Resellers warned over cheap bandwidth

Cheap bandwidth has serious implications for resellers because carriers will be forced to compete against the channel, according to a report by IT research company, Ovum.

Cheap bandwidth has serious implications for resellers because carriers will be forced to compete against the channel, according to a report by IT research company, Ovum.

Called Telecoms Hotels, Co-location and Data Centres: Hosting in the New E-economy, the report says that carriers will be faced with a freefall in bandwidth prices as competition increases in the telecoms market.

Carriers are responding by building so-called telecoms hotels that offer internet hosting, application services and managed data centres. This will cause many problems for networking resellers, which in the past had the market for value-added networking services to themselves, warned Stephen Young, lead author of the report and principal analyst at Ovum.

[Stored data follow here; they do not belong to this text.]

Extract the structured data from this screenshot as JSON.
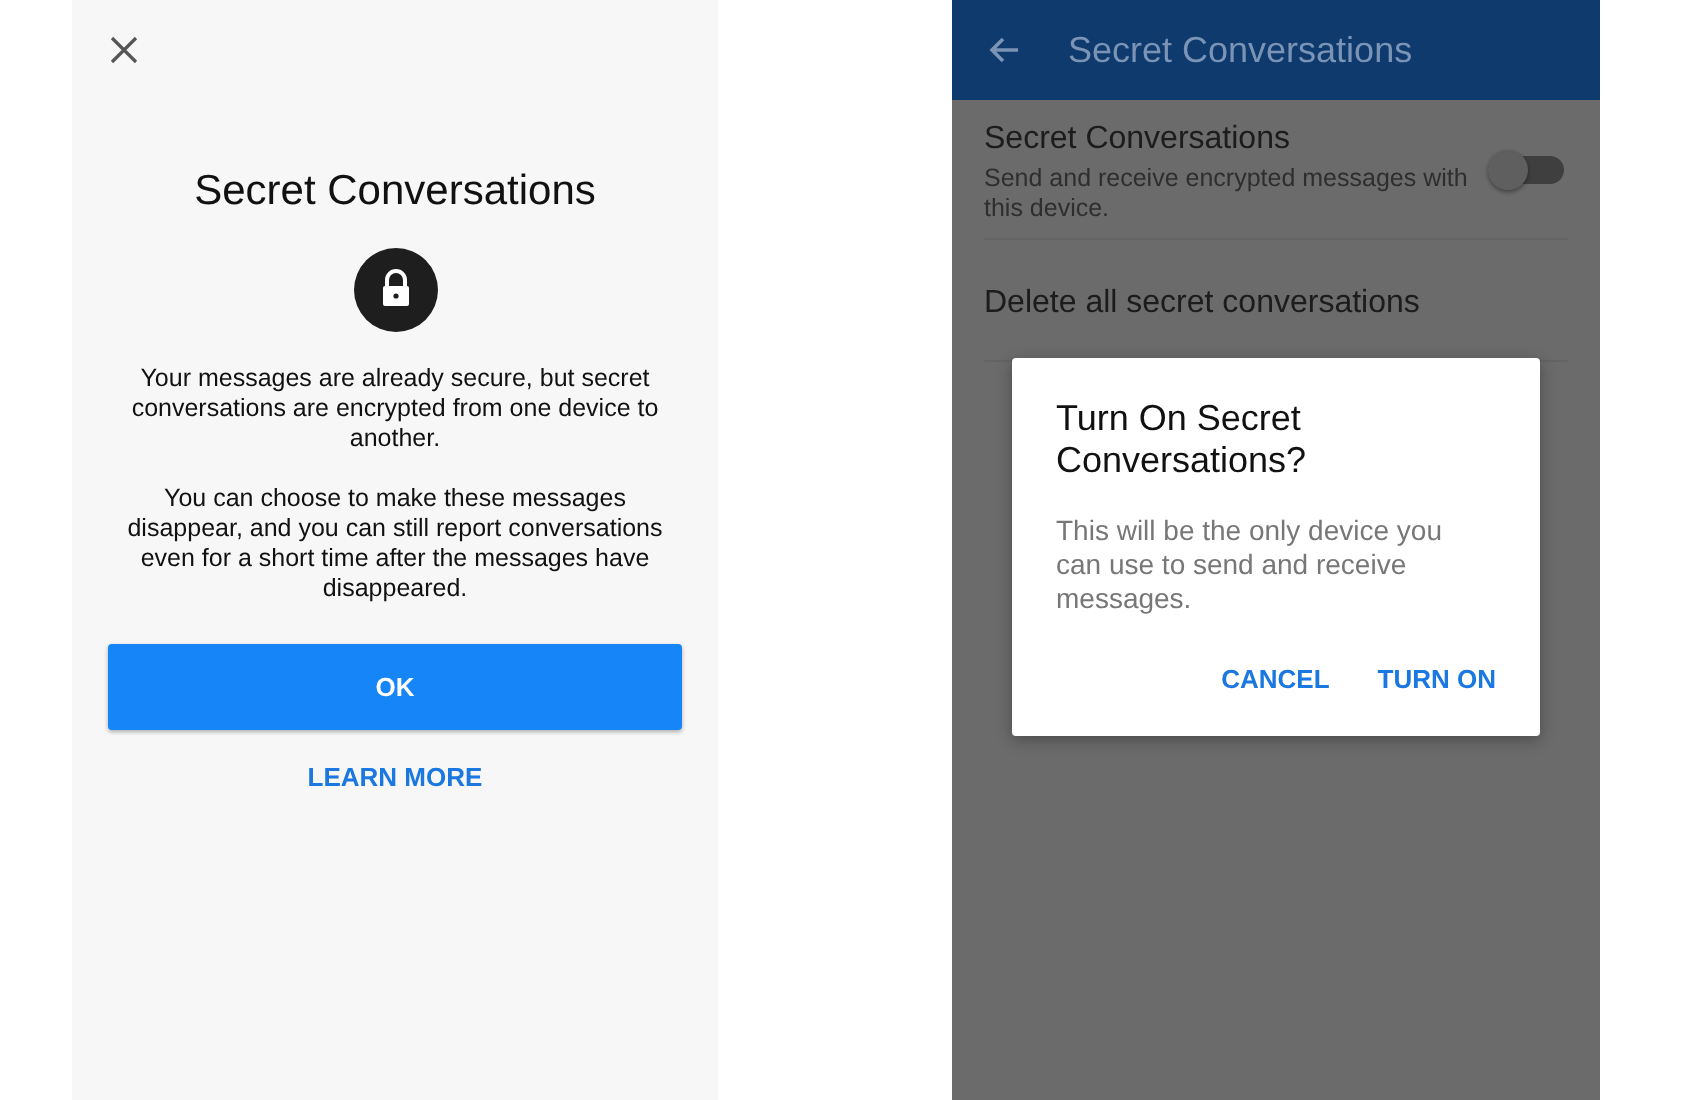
{
  "intro_screen": {
    "title": "Secret Conversations",
    "paragraphs": [
      "Your messages are already secure, but secret conversations are encrypted from one device to another.",
      "You can choose to make these messages disappear, and you can still report conversations even for a short time after the messages have disappeared."
    ],
    "primary_button": "OK",
    "link_button": "LEARN MORE"
  },
  "settings_screen": {
    "header": {
      "title": "Secret Conversations"
    },
    "settings": [
      {
        "kind": "toggle",
        "title": "Secret Conversations",
        "subtitle": "Send and receive encrypted messages with this device.",
        "on": false
      },
      {
        "kind": "action",
        "title": "Delete all secret conversations"
      }
    ],
    "dialog": {
      "title": "Turn On Secret Conversations?",
      "message": "This will be the only device you can use to send and receive messages.",
      "buttons": [
        "CANCEL",
        "TURN ON"
      ]
    }
  }
}
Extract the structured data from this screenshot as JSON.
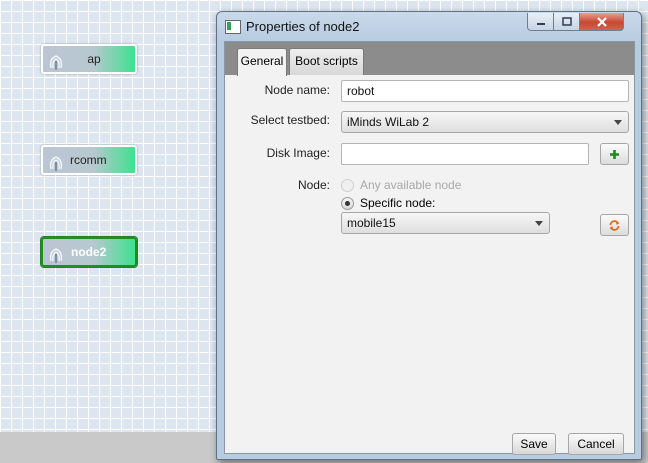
{
  "canvas": {
    "nodes": [
      {
        "label": "ap",
        "selected": false
      },
      {
        "label": "rcomm",
        "selected": false
      },
      {
        "label": "node2",
        "selected": true
      }
    ],
    "node_icon": "wireless-signal-icon",
    "colors": {
      "node_gradient_end": "#3fe08f",
      "selected_border": "#1f8f1f"
    }
  },
  "dialog": {
    "title": "Properties of node2",
    "title_icon": "window-app-icon",
    "window_buttons": [
      "minimize-icon",
      "maximize-icon",
      "close-icon"
    ],
    "tabs": [
      {
        "label": "General",
        "active": true
      },
      {
        "label": "Boot scripts",
        "active": false
      }
    ],
    "general": {
      "node_name_label": "Node name:",
      "node_name_value": "robot",
      "testbed_label": "Select testbed:",
      "testbed_value": "iMinds WiLab 2",
      "disk_image_label": "Disk Image:",
      "disk_image_value": "",
      "add_icon": "plus-icon",
      "node_label": "Node:",
      "option_any": "Any available node",
      "option_any_enabled": false,
      "option_specific": "Specific node:",
      "selected_option": "Specific node:",
      "specific_node_value": "mobile15",
      "refresh_icon": "refresh-icon"
    },
    "buttons": {
      "save": "Save",
      "cancel": "Cancel"
    }
  }
}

"Circumstances have forced bandwidth carriers to move the value chain to provide web hosting and application service provision," he said. "For carriers, telecoms hotels are becoming a must-have thing and will force the development of new turnover models that are based on services, not just connectivity."

The good news for the channel is that demand for networking services is increasing. Ovum estimated that demand for data centres and co-location will create a worldwide market of $55.8bn (£37.4bn) by 2005. However, the bad news is that this is a market far beyond the resources of all but a handful of resellers.

"Many players will need a fair bit of money to be able to compete in this new services market," said Young.

One networking vendor agreed with this pessimistic view of the channel's future. Simon Clark, sales director at Sitara Networks, said: "In the future, bandwidth might even become a commodity, but the carriers are never going to give it away."

To remain competitive, carriers will always have to add value to their offering, he added. "Increasingly, we will be looking at the service providers and the growing number of application service providers to add the intelligence to what were, at one time, no more than dumb, point-to-point networks," he said.